Predicting churn with PQL: one query, no pipeline
PQL (Predictive Query Language) is how you tell KumoRFM what to predict. Instead of building a feature pipeline, writing joins, and training a model, you write a query that looks like SQL but defines a prediction target:
PQL Query
PREDICT churn_90d FOR EACH customers.customer_id WHERE customers.segment = 'enterprise' AND customers.tenure_months > 3
This single query replaces the entire traditional pipeline: the SQL joins across 4-6 tables, the feature engineering code, the model selection, and the training loop. KumoRFM reads raw customers, orders, products, support_tickets, and usage_logs tables to generate predictions.
Output
| customer_id | churn_probability | confidence | top_signal |
|---|---|---|---|
| C-9201 | 0.89 | high | Support escalation + declining order frequency |
| C-9202 | 0.14 | high | Stable multi-product engagement |
| C-9203 | 0.72 | medium | Peer accounts on same plan churning |
| C-9204 | 0.05 | high | Expanding usage across 3 product lines |
| C-9205 | 0.91 | high | Payment failure + zero logins in 30 days |
When to use each algorithm: a decision framework
Do not pick an algorithm based on what performed best in someone else's blog post. Pick it based on your data and your team:
- Use Logistic Regression when you need a fast baseline, full interpretability, or regulatory compliance that requires transparent coefficients. It is also the right sanity check before trying anything more complex.

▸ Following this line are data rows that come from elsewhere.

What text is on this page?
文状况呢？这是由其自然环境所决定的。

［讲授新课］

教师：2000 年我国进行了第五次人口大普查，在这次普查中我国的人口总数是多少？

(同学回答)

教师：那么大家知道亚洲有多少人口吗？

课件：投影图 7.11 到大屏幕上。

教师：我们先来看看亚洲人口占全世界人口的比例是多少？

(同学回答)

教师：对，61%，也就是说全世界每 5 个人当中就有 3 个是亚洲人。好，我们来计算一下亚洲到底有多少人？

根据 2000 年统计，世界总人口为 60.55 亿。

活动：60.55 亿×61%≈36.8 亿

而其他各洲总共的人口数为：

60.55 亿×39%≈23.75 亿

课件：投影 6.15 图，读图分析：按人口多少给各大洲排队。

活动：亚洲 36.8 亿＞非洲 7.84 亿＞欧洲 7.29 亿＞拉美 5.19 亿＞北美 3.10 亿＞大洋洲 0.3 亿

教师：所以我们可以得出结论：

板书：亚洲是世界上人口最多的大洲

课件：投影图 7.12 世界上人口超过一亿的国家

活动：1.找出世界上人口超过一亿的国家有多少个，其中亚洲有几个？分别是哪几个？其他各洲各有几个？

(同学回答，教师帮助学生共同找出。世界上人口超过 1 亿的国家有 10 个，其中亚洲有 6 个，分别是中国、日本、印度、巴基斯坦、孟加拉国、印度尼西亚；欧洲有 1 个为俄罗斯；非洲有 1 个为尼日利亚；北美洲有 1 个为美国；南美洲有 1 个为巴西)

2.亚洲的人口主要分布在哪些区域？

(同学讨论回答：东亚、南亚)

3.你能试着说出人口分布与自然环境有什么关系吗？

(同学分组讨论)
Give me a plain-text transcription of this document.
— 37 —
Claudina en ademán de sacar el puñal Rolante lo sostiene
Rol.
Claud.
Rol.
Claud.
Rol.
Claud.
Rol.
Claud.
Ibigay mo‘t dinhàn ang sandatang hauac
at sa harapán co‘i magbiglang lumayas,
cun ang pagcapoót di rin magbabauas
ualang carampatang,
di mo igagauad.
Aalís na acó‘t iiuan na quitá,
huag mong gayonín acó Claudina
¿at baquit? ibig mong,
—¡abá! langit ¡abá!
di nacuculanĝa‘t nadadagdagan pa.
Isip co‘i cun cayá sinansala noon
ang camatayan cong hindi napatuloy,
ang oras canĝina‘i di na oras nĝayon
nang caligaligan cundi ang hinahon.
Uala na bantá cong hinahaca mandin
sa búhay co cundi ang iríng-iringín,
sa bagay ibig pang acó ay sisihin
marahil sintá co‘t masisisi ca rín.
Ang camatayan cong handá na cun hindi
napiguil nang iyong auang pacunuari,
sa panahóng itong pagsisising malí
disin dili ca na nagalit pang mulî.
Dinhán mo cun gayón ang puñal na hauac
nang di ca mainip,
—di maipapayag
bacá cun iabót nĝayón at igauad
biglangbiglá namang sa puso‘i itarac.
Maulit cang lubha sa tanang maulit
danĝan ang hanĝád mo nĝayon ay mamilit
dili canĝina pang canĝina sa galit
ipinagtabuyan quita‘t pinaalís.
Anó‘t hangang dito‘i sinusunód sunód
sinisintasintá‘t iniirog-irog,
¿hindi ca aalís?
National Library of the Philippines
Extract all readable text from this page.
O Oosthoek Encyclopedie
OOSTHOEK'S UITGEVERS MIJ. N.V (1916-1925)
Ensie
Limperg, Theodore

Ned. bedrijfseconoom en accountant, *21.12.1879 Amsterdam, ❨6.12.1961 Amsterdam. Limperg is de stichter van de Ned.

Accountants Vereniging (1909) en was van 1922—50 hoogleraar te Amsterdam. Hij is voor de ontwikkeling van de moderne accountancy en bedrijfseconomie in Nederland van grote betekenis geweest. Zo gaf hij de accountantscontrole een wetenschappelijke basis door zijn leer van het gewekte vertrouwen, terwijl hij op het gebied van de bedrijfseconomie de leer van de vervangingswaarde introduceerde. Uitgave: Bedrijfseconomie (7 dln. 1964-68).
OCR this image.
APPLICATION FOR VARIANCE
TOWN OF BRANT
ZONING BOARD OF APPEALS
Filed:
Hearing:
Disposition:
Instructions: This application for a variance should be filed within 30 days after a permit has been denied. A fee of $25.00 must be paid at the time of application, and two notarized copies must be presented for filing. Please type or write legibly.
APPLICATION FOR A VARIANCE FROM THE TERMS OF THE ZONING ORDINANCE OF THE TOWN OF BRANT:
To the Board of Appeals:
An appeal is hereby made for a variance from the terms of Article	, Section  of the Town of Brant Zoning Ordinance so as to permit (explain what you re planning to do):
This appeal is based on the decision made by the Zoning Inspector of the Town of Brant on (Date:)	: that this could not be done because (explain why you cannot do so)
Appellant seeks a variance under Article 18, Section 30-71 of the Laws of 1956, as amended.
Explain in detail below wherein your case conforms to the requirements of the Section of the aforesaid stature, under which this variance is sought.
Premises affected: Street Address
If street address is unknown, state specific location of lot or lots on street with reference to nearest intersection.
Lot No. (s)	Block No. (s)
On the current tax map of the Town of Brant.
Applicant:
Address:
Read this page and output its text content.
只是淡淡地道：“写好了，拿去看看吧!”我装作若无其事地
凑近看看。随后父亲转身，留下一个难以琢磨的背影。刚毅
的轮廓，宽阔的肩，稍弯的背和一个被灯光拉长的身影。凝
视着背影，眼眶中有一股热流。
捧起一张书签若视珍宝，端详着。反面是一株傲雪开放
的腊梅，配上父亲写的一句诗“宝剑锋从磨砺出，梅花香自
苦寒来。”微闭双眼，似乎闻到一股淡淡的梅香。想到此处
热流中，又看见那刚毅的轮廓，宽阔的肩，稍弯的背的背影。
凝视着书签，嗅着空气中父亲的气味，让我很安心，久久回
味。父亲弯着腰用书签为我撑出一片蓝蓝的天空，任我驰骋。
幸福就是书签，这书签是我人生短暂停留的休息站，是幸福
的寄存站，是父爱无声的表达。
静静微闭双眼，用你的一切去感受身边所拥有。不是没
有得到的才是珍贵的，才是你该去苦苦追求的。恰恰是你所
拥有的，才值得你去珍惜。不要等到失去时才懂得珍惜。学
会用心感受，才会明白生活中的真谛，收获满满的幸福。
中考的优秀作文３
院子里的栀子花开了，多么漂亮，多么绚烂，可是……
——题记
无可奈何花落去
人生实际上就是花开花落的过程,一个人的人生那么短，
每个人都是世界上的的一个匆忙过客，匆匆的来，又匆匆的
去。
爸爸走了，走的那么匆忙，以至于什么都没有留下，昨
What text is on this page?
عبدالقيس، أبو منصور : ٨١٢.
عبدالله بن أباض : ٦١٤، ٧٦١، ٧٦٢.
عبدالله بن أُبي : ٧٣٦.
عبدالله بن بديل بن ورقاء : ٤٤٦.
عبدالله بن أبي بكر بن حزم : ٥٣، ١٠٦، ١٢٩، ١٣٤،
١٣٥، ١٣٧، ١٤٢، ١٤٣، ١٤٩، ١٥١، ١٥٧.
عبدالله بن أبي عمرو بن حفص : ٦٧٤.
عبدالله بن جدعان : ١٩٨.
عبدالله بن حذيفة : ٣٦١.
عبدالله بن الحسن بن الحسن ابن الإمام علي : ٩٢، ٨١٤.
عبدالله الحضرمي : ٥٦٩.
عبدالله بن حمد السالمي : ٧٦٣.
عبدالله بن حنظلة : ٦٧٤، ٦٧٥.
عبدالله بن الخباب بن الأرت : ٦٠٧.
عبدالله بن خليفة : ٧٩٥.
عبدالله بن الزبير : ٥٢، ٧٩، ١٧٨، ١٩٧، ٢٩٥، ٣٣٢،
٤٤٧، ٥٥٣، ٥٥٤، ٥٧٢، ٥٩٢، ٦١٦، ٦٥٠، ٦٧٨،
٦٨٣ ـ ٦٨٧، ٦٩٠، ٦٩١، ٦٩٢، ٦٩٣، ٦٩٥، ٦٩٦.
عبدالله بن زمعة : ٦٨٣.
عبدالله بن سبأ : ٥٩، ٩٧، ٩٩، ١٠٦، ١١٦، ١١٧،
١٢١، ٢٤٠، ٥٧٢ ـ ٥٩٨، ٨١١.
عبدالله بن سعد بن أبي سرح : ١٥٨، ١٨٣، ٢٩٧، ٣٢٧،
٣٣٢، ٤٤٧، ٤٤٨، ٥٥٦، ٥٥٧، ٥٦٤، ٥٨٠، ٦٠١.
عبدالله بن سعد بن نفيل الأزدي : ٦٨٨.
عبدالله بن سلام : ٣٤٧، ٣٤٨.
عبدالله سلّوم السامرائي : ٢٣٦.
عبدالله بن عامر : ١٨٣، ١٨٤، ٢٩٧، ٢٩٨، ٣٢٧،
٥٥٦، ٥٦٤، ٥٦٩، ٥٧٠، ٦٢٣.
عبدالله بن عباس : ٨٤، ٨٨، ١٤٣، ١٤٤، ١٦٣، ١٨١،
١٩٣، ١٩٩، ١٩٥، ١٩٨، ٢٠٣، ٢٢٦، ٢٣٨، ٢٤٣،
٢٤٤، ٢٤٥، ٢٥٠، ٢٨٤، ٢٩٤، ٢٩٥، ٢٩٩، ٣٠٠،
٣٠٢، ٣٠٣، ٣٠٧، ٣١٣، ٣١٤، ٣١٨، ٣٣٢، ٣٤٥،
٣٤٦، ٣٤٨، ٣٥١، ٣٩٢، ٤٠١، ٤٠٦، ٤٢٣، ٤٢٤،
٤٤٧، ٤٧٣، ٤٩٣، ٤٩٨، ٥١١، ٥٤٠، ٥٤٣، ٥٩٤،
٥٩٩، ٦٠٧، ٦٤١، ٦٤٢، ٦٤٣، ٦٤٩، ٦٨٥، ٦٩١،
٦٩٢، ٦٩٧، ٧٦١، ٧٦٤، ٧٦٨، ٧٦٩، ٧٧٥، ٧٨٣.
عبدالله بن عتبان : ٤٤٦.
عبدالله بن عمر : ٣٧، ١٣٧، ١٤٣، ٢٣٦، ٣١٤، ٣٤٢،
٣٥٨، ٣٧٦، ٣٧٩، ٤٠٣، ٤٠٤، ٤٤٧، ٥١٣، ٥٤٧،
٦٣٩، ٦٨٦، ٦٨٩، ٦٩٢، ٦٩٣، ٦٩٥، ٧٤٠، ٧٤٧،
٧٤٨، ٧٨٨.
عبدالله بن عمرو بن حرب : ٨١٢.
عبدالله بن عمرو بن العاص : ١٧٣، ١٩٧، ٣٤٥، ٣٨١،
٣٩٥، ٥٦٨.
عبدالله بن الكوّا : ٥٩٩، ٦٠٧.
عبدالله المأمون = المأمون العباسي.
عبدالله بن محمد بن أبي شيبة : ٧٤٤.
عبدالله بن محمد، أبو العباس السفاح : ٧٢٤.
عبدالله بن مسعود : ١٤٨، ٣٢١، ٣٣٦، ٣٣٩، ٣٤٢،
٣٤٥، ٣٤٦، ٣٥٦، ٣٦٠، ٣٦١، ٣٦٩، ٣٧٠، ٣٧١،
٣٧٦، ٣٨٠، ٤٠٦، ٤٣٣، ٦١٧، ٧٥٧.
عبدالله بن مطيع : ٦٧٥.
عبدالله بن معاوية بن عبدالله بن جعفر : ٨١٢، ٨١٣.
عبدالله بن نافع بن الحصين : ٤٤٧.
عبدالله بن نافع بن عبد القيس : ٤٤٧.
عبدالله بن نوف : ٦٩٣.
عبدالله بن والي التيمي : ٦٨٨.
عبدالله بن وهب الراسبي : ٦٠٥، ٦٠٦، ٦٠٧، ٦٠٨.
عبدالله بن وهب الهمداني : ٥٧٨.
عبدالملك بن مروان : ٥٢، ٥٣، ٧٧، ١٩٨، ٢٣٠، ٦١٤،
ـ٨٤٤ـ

- Use Random Forest when you want a quick improvement over logistic regression without extensive hyperparameter tuning. Good for prototyping and for teams without deep ML experience.
- Use XGBoost / LightGBM when your data is in a single flat table with well-engineered features and you want maximum accuracy on that table. This is the workhorse of production churn models on flat data.
- Use Deep Learning (MLP/LSTM) only if you have sequential event data (clickstreams, session logs) and enough volume to justify the complexity. On flat churn tables, it rarely beats XGBoost.
- Use KumoRFM when your data spans multiple relational tables, when you do not have weeks for feature engineering, or when you need to break past the 70% accuracy ceiling. It is the only approach that reads raw relational structure without manual joins.